Power and Ego

“Men are more ready to repay an injury than a benefit, because gratitude is a burden and revenge a pleasure.” – Tacitus

Thistle

This is probably both true and false. I mean, we have enough literature from the last several thousand years to prove it true. I’ve seen it on a small scale in my life, as I’m sure you have, too.

Depressing. Hopeless. Homo sapiens. I wonder, were the neanderthals more peaceful? Were they kinder? Was there another Homo species that would have had a healthier lifestyle than the shit that Homo sapiens comes up with? … it doesn’t really matter, though, does it?

Here’s the thing. This revenge-obsessed mentality is just one side of the coin. And we shouldn’t ignore it. This disgusting side of humanity is true when we are lost in ego.

When we are lost in ego, we become as selfish as a Shakespearean king, as ruthless as Lalo Salamanca, as cutthroat as Logan Roy. When we are lost in ego, we become a narcissist, a psychopath, a Machiavellian.

It’s incredibly short-sighted. I mean, those guys end up sad, dead, or sad and dead. Isn’t that why we have literature? theater?

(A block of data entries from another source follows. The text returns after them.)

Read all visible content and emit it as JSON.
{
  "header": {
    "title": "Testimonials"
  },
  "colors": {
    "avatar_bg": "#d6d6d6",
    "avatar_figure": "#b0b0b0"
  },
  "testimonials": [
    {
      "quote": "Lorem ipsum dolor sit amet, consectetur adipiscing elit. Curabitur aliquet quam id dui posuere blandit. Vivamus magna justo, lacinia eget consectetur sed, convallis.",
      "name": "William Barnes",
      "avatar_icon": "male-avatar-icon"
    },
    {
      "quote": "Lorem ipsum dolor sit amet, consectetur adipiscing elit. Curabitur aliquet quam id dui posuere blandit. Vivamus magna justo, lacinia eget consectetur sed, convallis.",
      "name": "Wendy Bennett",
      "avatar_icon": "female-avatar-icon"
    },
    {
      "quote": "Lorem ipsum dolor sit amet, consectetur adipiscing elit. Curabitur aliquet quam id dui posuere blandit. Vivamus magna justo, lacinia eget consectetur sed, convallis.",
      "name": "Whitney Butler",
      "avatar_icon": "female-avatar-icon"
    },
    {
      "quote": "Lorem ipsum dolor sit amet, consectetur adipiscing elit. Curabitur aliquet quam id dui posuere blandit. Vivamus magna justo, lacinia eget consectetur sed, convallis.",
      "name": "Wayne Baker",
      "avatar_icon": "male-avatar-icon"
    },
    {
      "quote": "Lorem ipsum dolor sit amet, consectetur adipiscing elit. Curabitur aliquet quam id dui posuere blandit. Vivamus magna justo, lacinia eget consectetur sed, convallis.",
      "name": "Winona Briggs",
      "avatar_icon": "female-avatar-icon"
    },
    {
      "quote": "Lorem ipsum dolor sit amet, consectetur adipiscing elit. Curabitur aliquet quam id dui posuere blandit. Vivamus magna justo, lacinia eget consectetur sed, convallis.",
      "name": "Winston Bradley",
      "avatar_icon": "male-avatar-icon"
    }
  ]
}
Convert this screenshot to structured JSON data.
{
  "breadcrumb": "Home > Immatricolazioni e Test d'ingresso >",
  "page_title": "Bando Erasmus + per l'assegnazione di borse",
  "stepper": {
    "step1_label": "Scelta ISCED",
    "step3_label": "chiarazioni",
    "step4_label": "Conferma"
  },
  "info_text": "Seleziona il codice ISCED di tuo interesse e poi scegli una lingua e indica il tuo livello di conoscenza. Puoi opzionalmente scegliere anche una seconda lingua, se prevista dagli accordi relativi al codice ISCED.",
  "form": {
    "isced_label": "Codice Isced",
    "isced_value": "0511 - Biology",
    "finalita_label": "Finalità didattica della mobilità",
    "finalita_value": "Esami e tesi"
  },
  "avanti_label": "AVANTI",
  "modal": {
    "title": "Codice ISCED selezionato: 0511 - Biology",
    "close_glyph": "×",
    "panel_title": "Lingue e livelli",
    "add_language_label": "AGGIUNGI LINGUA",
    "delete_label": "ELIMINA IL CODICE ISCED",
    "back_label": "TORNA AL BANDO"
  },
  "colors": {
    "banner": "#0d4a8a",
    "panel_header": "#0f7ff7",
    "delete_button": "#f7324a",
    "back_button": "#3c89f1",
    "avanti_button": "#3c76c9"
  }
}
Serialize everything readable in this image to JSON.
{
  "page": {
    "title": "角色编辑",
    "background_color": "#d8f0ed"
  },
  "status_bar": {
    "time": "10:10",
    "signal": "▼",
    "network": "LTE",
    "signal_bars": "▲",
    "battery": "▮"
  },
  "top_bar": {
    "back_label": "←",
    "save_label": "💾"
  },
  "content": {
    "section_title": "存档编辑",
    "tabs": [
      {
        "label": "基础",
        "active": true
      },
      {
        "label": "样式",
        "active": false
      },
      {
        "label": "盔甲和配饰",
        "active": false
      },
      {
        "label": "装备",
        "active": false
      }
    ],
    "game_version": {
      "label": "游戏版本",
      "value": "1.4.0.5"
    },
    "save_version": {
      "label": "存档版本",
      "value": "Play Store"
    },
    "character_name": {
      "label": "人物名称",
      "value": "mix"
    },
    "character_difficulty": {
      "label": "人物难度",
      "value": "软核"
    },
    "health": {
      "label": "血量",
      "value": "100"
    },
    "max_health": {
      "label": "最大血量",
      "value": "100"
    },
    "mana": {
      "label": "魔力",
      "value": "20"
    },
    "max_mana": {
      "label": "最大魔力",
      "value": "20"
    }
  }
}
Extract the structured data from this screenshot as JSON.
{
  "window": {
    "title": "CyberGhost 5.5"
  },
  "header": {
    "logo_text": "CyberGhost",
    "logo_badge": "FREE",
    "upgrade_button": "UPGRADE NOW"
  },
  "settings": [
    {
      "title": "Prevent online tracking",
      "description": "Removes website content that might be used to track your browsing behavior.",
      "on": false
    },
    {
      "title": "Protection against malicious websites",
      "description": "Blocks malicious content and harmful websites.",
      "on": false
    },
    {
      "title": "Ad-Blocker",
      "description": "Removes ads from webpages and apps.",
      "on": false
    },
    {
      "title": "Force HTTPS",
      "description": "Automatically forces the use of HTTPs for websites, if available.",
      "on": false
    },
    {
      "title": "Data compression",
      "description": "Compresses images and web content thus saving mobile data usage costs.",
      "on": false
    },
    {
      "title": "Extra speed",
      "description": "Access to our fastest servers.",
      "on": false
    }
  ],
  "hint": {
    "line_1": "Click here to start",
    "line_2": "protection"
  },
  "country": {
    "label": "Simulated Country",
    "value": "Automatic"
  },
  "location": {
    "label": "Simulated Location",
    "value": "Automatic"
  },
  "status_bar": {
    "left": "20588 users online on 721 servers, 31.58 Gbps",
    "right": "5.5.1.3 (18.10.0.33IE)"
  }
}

But we all do it to an extent. It’s just a part of our beautiful, beautiful brains. And, it strikes me that I don’t have to lose hope in humanity. I don’t have to lose hope in life. I just have to do what Socrates urged:

Live the examined life.

Living the Examined Life

It’s not just meditation. (You might have assumed that’s where this was going). Yes, meditation teaches us to quiet our minds, but can be done without much examination.

It’s not just working, relentlessly toward a goal, toward a future of money and power—that is not quite the kind of examination that will help us to detach from ego. Work ethic may garner a lot of control, advice, power, but it doesn’t guarantee examination.

Examination requires reflection. Learning. Examination is a willingness to see our own stupidity without a bias.

And just as Socrates said, the unexamined life is not worth living. Imagine all that money, power, and still being Logan Fucking Roy. Imagine, all that power over others, but power over your own self. That’s the irony of it all.

Bringing it Home

Those are some really big examples. You and I, we are so much better than the Lalos and Logans of this world. We can sit on our poor-ass high-horses, feeling better about not having PJs or haciendas.

But, we still do this shit.

We still overlook the multitude of gifts, benevolences, kindness of others because of the one little thing that they did to cross us. We let those little pokes and prods fester until they kill us.

Maybe the most radical form of power is the choice to be happy. The choice to be grateful. The choice to accept all that is exactly as it is: both the disgusting and the beautiful. Maybe it’s a choice to find the grub as beautiful as the firefly it will become. Maybe the most radical form of power is to learn to slow down, reflect, and see clearly.

Maybe the most radical form of power is to live the examined life and lose the ego.